KERASNYA HUKUMAN DI BERBAGAI PEMERINTAHAN
Hukuman yang keras lebih cocok bagi pemerintahan sewenang-wenang, yang berasaskan teror, daripada bagi suatu pemerintahan republik, yang bersumber pada kehormatan dan keutamaan.
Dalam pemerintahan moderat, cinta seseorang akan negerinya, rasa malu, dan ketakutan terhadap celaan merupakan motif-motif yang membatasi dan mampu mencegah banyak kejahatan. Di sini hukuman yang terbesar untuk suatu perbuatan jahat ialah dinyatakan salah. Oleh karena itu hukum perdata punya cara yang lebih lunak untuk memperbaiki seseorang, dan tidak perlu terlalu banyak paksaan dan kekerasan.
Dalam negara-negara itu seorang pembuat undang-undang yang baik kurang bernafsu untuk menghukum daripada mencegah kejahatan; ia lebih menaruh perhatian untuk membangkitkan akhlak yang baik daripada menjatuhkan hukuman.
Para penulis Cina tiada hentinya mencatat bahwa makin banyak undang-undang pidana diberlakukan di kerajaan, makin dekat pula mereka pada suatu revolusi, karena hukum bertambah banyak sesuai dengan rusaknya moral masyarakat. Akan merupakan suatu hal yang mudah untuk membuktikan bahwa dalam semua, atau hampir semua pemerintahan di Eropa, hukuman meningkat atau berkurang sesuai dengan kebijakan pemerintahan yang mendukung atau meiekan kebebasan.
Dalam pemerintahan sewenang-wenang, rakyat merasa tidak suka terhadap ketakutan yang lebih besar terhadap kematian daripada penyesalan terhadap kematian itu sendiri. Oleh karena itu, hukuman mereka harus lebih berat. Di negara-negara moderat mereka lebih takut kehilangan nyawa daripada takut terhadap penderitaan yang menyebabkan kematian. Oleh karena itu, hukuman yang sematamata mencabut nyawa mereka sudah memadai.
Orang-orang yang terlalu berbahagia atau terlalu menderita punya kecenderungan sama akan kekerasan, misalnya para saksi pemberat dan para rahib. Hanya keadaan yang tanggung dan campuran antara kemakmuran dan kemalangan yang mempengaruhi kita untuk bersikap lunak dan kasihan.

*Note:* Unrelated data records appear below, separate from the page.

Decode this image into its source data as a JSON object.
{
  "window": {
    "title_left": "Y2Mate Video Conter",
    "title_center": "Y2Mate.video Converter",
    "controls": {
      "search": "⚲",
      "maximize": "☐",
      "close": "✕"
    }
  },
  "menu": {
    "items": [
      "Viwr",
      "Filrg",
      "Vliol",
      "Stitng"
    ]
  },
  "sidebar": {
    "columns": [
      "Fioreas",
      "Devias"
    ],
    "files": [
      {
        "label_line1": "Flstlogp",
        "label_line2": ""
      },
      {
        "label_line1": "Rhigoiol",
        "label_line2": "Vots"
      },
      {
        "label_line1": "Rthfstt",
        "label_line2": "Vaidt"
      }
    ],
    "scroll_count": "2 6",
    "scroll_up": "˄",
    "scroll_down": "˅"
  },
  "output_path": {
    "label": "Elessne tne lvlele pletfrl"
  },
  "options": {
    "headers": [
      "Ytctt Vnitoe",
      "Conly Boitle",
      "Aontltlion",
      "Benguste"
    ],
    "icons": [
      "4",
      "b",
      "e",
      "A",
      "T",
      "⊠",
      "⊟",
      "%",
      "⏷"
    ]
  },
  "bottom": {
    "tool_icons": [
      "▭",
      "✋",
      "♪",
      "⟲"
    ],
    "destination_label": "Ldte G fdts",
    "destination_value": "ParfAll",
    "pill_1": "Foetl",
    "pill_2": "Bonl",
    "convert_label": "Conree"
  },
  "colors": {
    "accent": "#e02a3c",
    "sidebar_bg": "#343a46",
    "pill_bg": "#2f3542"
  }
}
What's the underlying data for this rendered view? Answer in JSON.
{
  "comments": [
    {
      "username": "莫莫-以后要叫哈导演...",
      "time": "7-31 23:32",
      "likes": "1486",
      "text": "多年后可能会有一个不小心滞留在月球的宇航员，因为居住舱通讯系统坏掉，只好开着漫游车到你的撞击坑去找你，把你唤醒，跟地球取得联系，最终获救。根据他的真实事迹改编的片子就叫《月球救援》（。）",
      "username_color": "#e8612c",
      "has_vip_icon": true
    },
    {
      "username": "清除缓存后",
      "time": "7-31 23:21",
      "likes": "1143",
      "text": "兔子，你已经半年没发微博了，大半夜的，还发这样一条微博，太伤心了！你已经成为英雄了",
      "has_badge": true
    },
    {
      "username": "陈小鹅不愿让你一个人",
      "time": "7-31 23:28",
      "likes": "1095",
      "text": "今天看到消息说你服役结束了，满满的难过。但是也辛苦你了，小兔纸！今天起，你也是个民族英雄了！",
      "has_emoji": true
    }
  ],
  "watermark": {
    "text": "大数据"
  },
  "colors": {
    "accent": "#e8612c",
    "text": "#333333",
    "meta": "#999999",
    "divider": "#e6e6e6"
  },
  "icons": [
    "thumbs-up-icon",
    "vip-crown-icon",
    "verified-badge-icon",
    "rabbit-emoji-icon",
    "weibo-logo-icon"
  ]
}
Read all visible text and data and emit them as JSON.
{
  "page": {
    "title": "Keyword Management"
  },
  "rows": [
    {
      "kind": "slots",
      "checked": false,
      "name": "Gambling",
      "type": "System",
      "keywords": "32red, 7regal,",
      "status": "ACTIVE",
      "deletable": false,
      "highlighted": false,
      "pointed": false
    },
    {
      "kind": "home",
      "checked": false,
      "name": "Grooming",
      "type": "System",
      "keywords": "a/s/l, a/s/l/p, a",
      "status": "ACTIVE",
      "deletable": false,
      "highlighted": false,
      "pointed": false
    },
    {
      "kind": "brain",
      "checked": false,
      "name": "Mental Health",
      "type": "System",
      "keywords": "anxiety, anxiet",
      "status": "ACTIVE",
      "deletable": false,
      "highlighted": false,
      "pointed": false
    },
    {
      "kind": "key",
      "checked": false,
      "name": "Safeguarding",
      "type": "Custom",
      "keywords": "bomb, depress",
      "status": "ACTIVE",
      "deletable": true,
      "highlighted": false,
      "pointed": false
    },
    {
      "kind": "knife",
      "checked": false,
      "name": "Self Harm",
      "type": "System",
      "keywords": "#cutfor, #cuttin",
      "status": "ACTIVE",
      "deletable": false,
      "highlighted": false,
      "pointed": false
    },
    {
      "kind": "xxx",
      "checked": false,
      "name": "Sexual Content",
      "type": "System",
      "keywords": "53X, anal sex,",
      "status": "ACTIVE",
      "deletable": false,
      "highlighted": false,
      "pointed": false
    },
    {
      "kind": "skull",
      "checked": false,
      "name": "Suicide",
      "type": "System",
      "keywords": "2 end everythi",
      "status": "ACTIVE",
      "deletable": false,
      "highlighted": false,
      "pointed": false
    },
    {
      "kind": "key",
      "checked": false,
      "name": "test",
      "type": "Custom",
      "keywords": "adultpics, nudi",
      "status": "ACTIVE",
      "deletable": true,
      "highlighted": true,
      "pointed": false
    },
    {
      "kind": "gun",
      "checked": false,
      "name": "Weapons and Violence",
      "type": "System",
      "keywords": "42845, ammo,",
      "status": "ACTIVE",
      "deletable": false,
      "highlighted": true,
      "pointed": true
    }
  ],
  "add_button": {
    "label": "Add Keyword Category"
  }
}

Apa yang kita praktekkan secara perseorangan juga dapat diamati sehubungan dengan bangsa-bangsa. Di negeri-negeri yang dihuni orang-orang biadab yang hidupnya sangat keras dan di dalam pemerintahan sewenang-wenang, di mana nasib baik hanya memihak pada satu orang, sementara warga negara yang sengsara menemui nasib buruk, rakyatnya sama saja kejamnya. Kemurahan hati meraja dalam pemerintahan yang moderat, yang lunak.
Apabila kita membaca sejarah dan menemukan kekejaman para sultan dalam menyelenggarakan keadilan, kita gemetar karena ketakutan pada saat membayangkan penderitaan manusia.